Intervention de Cécile Untermaier

Réunion du mercredi 18 novembre 2020 à 9h30
Commission des lois constitutionnelles, de la législation et de l'administration générale de la république

Photo issue du site de l'Assemblée nationale ou de WikipediaCécile Untermaier :

Monsieur le rapporteur, je vous remercie de votre présentation. Elle illustre la réalité des accents, ainsi que l'intérêt qu'ils présentent. Je salue la qualité du rapport. Vous nous faites toucher du doigt une réalité. La discrimination en général est un phénomène massif, et celle fondée sur l'accent ne fait pas exception. Toutefois, c'est moins l'accent de l'Occitanie qui pose problème en la matière que celui des banlieues. De ce point de vue, il nous semble intéressant d'agir d'abord sur la dimension culturelle du problème, plutôt que sur sa dimension pénale.

Nous considérons que cette proposition de loi, qui vise à lutter contre les discriminations fondées sur l'accent, est loin d'être anecdotique. Elle prévoit d'inscrire ce motif de discrimination dans le code pénal et dans le code du travail, afin de lutter contre la glottophobie, qui consiste à rejeter des personnes au motif qu'elles parlent avec un accent. Le constat des discriminations dont elles sont victimes est établi sur des bases objectives, au premier rang desquelles la rareté des accents à la radio et à la télévision. Si la quantification du phénomène discriminatoire est délicate, son existence est indéniable. Dès lors, la question de savoir s'il est nécessaire d'inscrire un nouveau critère de discrimination interdit par la loi se pose.
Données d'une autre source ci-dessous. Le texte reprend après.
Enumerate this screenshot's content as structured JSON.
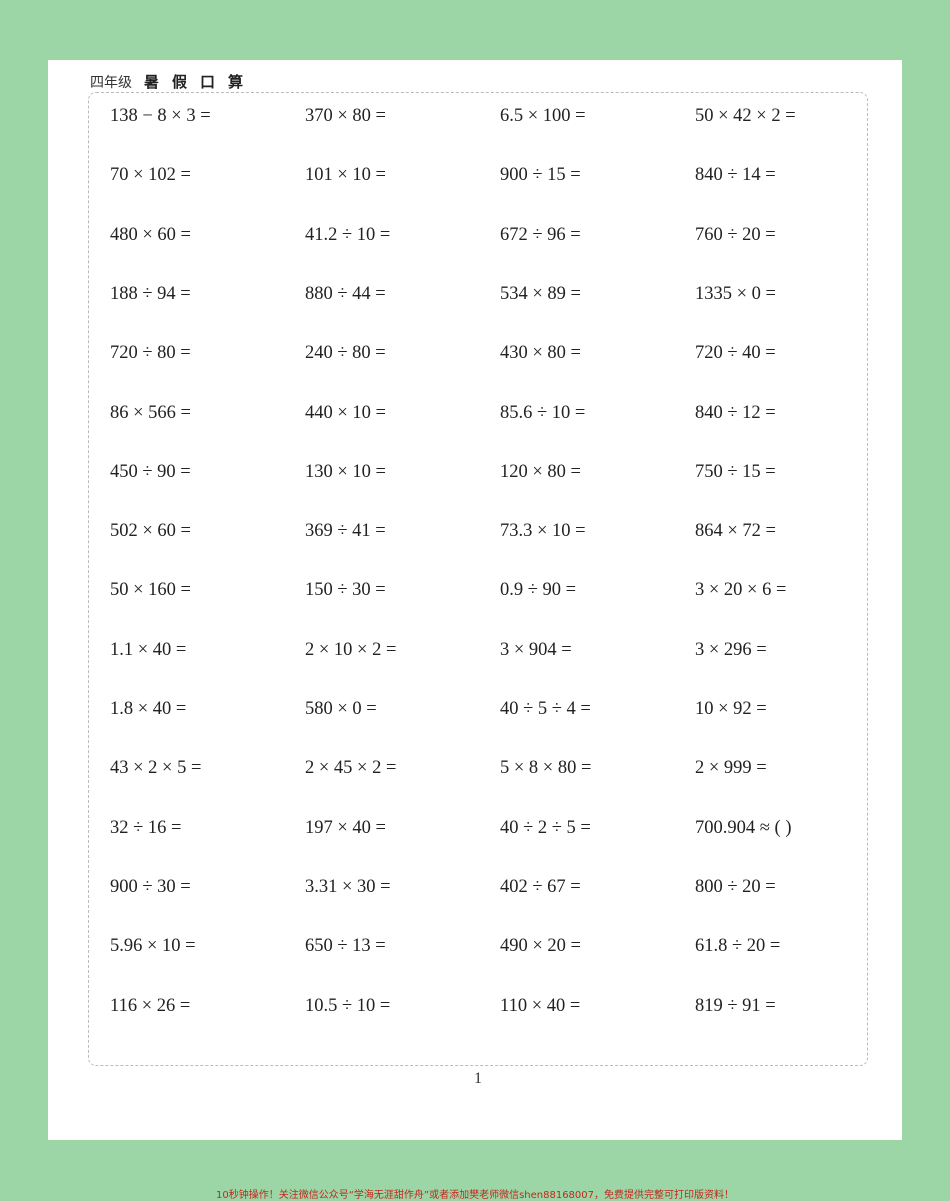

En effet, on peut considérer la glottophobie comme une discrimination fondée sur les origines, dans la mesure où l'on peut déduire l'origine d'un individu d'éléments extérieurs et perceptibles, tels que son accent.

L'inflation des critères de discrimination découle de la volonté du législateur de couvrir de façon explicite toutes ses formes. Ainsi, le code pénal et le code du travail interdisent toute discrimination fondée sur l'origine, le sexe, la situation de famille, la grossesse, l'apparence physique, la vulnérabilité économique, le patronyme, le lieu de résidence, l'état de santé, la perte d'autonomie, le handicap, les caractéristiques génétiques, les mœurs, l'orientation sexuelle, l'identité de genre, l'âge, les opinions politiques, les activités syndicales, la capacité à s'exprimer dans une langue autre que le français, l'appartenance ou non à une ethnie, une nation, une prétendue race ou une religion déterminée. En cas d'infraction, le code pénal prévoit des peines de trois ans d'emprisonnement et de 45 000 euros d'amende. Faut-il inclure l'accent dans cette liste ? La question nous semble sérieuse. Il n'en faudrait pas moins s'interroger sur les effets d'une telle mesure, et surtout sur l'application des dispositions pénales ainsi modifiées. D'ailleurs, vous hésitez entre le registre de la répression des discriminations et celui de la promotion des accents grâce à l'évolution des mentalités, monsieur le rapporteur, ce qui explique la modification du titre de la proposition de loi.

Chaque fois que le législateur est intervenu pour compléter la liste, déjà longue, des discriminations interdites, il a prévu une sanction, pour mieux faire avancer les mentalités d'une société ayant un penchant pavlovien à l'uniformité. L'inscription dans le code pénal et le code du travail d'un nouveau motif de discrimination ne doit pas occulter la dimension culturelle et éducative du sujet. Si les accents sont constitutifs de la richesse de notre langue, il incombe à l'éducation nationale et aux institutions culturelles d'en assurer la valorisation. Notre groupe votera le texte.